Xiao long bao was a single, quite large version of the classic soup dumpling. The pork used here is Iberico pork and the soup is slow-cooked for six hours before being reduced to a cube of jelly that is wrapped within the dumpling and melts when the dumpling is cooked. You need to eat it in one bite unless you want to spill the hot soup over yourself, and so my one criticism is that this version was a bit too large. Xiao long bao that I ate in Shanghai (and Taipei for that matter) was considerably smaller. However, the dumpling itself was good and the soup had quite good flavour, with vinegar served on the side as is traditional wit this dish (14/20). A trio of dim sum was pleasant. Lobster dumpling with truffle. pea shoot dumpling with seafood and a pumpkin dumpling all had reasonably delicate dumplings and nicely cooked contents (14/20).
Beggar’s chicken is a dish involving some theatre. The chicken used was a French Label Rouge bird that was marinaded for two days. The chicken was steamed then baked and stuffed with shredded pork, radish and five spice before being wrapped in a lotus leaves and placed in a casing of dough for 90 minutes. Traditionally the casing is cooked in clay but that is apparently not allowed in the UK these days for hygiene reasons. The casing is traditionally broken with a little hammer, and this was carried out tableside before the leaf casing is cut open to reveal the chicken, which was then served. Although this dish was clearly a lot of effort, it did not compare well to the version I had eaten at the superb 28 Hubin Road in Hangzhou, though admittedly that is a pretty high bar to jump. The chicken was just a touch dry and the flavour pleasant rather than dazzling. When I had this dish before the chicken had been basted with chicken jus when served and I think that this would have improved things here (13/20).
Dong pao pork, named after a Song dynasty poet, is a very interesting dish. The version at 28 Hubin Road is a very complex technical dish to make, which I wrote about at length in the review. Perhaps not surprisingly the chef here did not attempt the elaborate pork pyramid with twenty spirals that the definitive version of this dish requires. Instead we had a much simpler version with just a few layers, but the pork belly had certainly been cooked nicely and this was still very enjoyable, served with bak choi (14/20). For dessert a cheesecake was made in house but to be honest was not particularly good; it didn’t really have the texture of an ideal cheesecake, and the flavour was muted (11/20).

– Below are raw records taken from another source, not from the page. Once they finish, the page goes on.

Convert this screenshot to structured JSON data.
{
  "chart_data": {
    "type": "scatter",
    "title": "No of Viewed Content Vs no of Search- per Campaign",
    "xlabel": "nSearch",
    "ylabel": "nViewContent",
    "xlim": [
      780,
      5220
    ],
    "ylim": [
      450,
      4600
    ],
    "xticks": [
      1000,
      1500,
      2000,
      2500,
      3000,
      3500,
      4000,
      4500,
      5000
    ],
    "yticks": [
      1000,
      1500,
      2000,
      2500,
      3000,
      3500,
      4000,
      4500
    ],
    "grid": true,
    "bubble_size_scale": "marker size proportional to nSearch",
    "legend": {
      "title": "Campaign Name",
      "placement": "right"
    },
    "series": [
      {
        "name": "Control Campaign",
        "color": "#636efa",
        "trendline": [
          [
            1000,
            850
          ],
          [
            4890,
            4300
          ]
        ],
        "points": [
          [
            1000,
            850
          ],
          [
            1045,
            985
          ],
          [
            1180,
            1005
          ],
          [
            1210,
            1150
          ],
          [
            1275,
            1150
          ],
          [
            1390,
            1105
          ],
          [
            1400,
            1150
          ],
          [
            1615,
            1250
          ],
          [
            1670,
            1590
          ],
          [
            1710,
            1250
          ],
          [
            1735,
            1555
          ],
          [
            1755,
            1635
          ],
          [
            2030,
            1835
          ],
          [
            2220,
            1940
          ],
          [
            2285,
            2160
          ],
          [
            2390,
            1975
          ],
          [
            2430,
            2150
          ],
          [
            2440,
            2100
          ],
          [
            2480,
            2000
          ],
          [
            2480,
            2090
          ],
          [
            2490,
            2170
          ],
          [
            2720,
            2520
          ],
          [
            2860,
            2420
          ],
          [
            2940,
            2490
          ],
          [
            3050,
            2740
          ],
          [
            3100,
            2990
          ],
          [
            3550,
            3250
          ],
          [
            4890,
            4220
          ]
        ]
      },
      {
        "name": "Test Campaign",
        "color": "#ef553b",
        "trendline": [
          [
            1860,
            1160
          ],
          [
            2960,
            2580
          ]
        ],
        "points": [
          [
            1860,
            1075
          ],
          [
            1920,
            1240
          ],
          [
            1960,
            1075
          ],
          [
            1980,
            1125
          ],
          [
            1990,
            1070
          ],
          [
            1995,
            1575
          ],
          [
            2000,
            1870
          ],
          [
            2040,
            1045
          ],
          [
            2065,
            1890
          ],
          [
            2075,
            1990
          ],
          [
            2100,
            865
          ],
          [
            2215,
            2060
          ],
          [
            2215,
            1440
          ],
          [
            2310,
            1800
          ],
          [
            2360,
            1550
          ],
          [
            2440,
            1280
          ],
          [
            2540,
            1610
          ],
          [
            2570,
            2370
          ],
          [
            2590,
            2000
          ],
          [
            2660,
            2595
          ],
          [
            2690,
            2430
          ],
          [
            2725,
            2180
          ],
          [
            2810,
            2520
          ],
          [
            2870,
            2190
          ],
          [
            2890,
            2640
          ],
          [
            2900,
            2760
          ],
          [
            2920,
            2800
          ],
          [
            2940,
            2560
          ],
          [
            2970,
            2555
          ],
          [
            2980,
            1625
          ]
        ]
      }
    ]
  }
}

Service was excellent, with attentive waiters and flawless topping up of drinks. I was being treated to this meal by a friend, so I do not know what the bill was. Judging by the regular menu, you could certainly eat here for around £80 per person, though clearly you could spend a lot more if you opted for the more luxurious dishes or ventured further into the wine list. Noble Palace certainly has a very swish setting and excellent service, and there were some nice dishes at our meal, though it did not seem entirely consistent.